Monday, October 17, 2011

Turgenev vs. Tolstoy (or, the Dual That Never Happened)

Book Reviewed:  First Love, by Ivan Turgenev (Note: The copy I read does not include a translation credit, not even in the library records for the book.  I apologize for this oversight.)

When I find myself having conversations about Russian literature, I often meet people who claim they don't read much 19th-century Russian lit because the books are so long and complex.  To this, I always suggest that they go out and read some Ivan Turgenev.  Turgenev did not do big books.  Most of his work is made up of  stories, novellas, and short novels.  A couple of years ago, I read his most famous book, Fathers and Sons (which is incredible, by the way), and could not believe how much Turgenev managed to cram into those 200-some pages.  That particular novel manages to touch on some major themes about family and loyalty and lifestyle choices but does it with surprising brevity.  Obviously, this puts Turgenev in direct contrast to my favorite Russian writer, Leo Tolstoy.

Tolstoy is not a minimalist.  He's the literal God of his own work.  I have never known another writer so obsessed with controlling how his books are read.  I'm not even talking about the overtly philosophical sections his books often contain.  When I talk about his OCD over his own work, I mean to suggest that his worlds are so fully constructed that they allow very little readerly intervention.  In War and Peace, entire pages are devoted to describing a particular room.  His created worlds are so all-encompassing that they end up controlling the way you read the book.  This isn't to say that you can't analyze Tolstoy's novels while you read them.  In fact, that's about the only way you can approach them (although I will always argue that he's actually a lot of fun to read once you get used to his style).  But there's no negative space, not like the kind we often see in Dickens, another writer of big books (who always seems to know when to quit while he's ahead when it comes to description, I think). 

I think this is one of the reasons my brain starts to short out when I place Turgenev and Tolstoy next to each other in any given context.  They are just so different!  This extends to their personal lives, as well.  They were "friends" who constantly disagreed.  Tolstoy once even challenged Turgenev to a dual, only to end up taking it back.  It's hard to imagine that they ever managed to be in one room at the same time.  Where Tolstoy is all about control and filling all the imaginable spaces of his fiction, Turgenev relies an awful lot on the reader's ability to imagine the world the characters inhabit.

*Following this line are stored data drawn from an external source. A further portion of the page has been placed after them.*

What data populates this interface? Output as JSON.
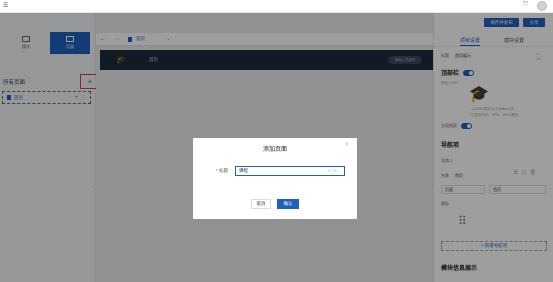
{
  "topbar": {
    "menu_icon": "menu-icon",
    "expand_icon": "fullscreen-icon",
    "avatar_icon": "user-avatar"
  },
  "left": {
    "modes": [
      {
        "label": "模块",
        "icon": "module-icon"
      },
      {
        "label": "页面",
        "icon": "page-icon"
      }
    ],
    "pages_title": "所有页面",
    "add_symbol": "+",
    "pages": [
      {
        "label": "首页"
      }
    ]
  },
  "editor": {
    "tab_label": "首页",
    "header_home": "首页",
    "search_placeholder": "请输入关键字"
  },
  "right": {
    "save_publish": "保存并发布",
    "publish": "分享",
    "tabs": [
      "项目设置",
      "模块设置"
    ],
    "title_label": "标题",
    "title_value": "首页展示",
    "title_count": "4 / 15",
    "topbar_section": "顶部栏",
    "logo_label": "网站LOGO",
    "logo_hint_1": "1.LOGO图片大小为6kb以内",
    "logo_hint_2": "2.支持PNG、JPG、JPEG格式",
    "full_search": "全局搜索",
    "nav_section": "导航项",
    "nav_item": "导航-1",
    "nav_name_label": "名称",
    "nav_name_value": "首页",
    "nav_type": "页面",
    "nav_target": "首页",
    "icon_label": "图标",
    "add_nav": "+ 新增导航项",
    "module_section": "模块信息展示"
  },
  "dialog": {
    "title": "添加页面",
    "required_mark": "*",
    "field_label": "标题",
    "field_value": "课程",
    "field_count": "2 / 15",
    "cancel": "取消",
    "confirm": "确认"
  },
  "colors": {
    "primary": "#1f5fbf",
    "header": "#1e2a3a",
    "highlight": "#e03b3b"
  }
}
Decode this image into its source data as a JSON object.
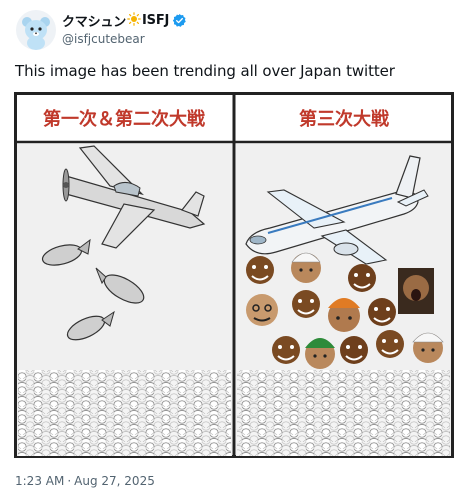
{
  "author": {
    "display_name_a": "クマシュン",
    "display_name_b": "ISFJ",
    "handle": "@isfjcutebear",
    "verified_icon": "verified-check-icon"
  },
  "tweet": {
    "text": "This image has been trending all over Japan twitter",
    "time": "1:23 AM",
    "separator": "·",
    "date": "Aug 27, 2025"
  },
  "media": {
    "left_title": "第一次＆第二次大戦",
    "right_title": "第三次大戦"
  },
  "colors": {
    "title_red": "#c0392b",
    "verified_blue": "#1d9bf0",
    "muted": "#536471"
  }
}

Last week, I read one of Turgenev's most famous novellas, First Love.  It's a fairly simple premise.  Vladimir Petrovich remembers his first love as a sixteen-year-old living in the countryside.  Stuck somewhere between childish emotions and adult desires, Vladimir ends up falling for the slightly older girl next door, Zinaida.  Zinaida is poor, tempestuous, and magnetic.  She has a variety of suitors constantly trying to get her attention.  Zinaida seems especially fond of Vladimir, although she ultimately sees him only as a child.  As the story continues, we get a revelation involving the actual love of Zinaida's life, then follow this revelation as it affects Vladimir over time.  It's a breezy read, but it has a lot going for it, especially in the final thirty pages, when things get particularly interesting.

Like he does in Fathers and Sons, Turgenev just barely sets his scenes, letting the character interactions take up all the figurative room.  And in First Love, he gives narrative control over to his protagonist, in whose first-person voice we see all the action.  It's as different from Tolstoy as you can get.

In the literary dual of Turgenev and Tolstoy, there is no clear winner.  Obviously, I am a Tolstoy fanatic.  But the things I hate about Tolstoy - his constant philosophizing, his obsession with specific family ideals - are the very things that Turgenev so artfully avoids.  If Tolstoy is the God who controls how his books are read, then he also acts as the ultimate judge of his worlds.  Turgenev never seems to judge his characters.  They just exist as they do on the page, which I appreciate.  Tolstoy is a better writer because of just how immersing his books are, but Turgenev gets points for allowing the reader to do his or her own thing with what the author chooses to give.

And in the end, it all comes down to what I love most about Russian novels.  In my praise for Tolstoy's Resurrection last winter, I mentioned that what made that book for me was its depiction of quiet, domestic moments.  Those small, seemingly unimportant scenes are what allow for the feelings of devastation Tolstoy's books always create in me.  Turgenev works in the exact same way.  He's an author who's at his best when he's concentrating on the little things people say, the small acts they commit for good or bad.  This is the genius of Russian literature, whether we're talking the hulking beasts of Tolstoy's oeuvre or the short one-offs of Turgenev: that they handle the big and small with equal attention, thereby creating reading experiences that never fail to absorb me.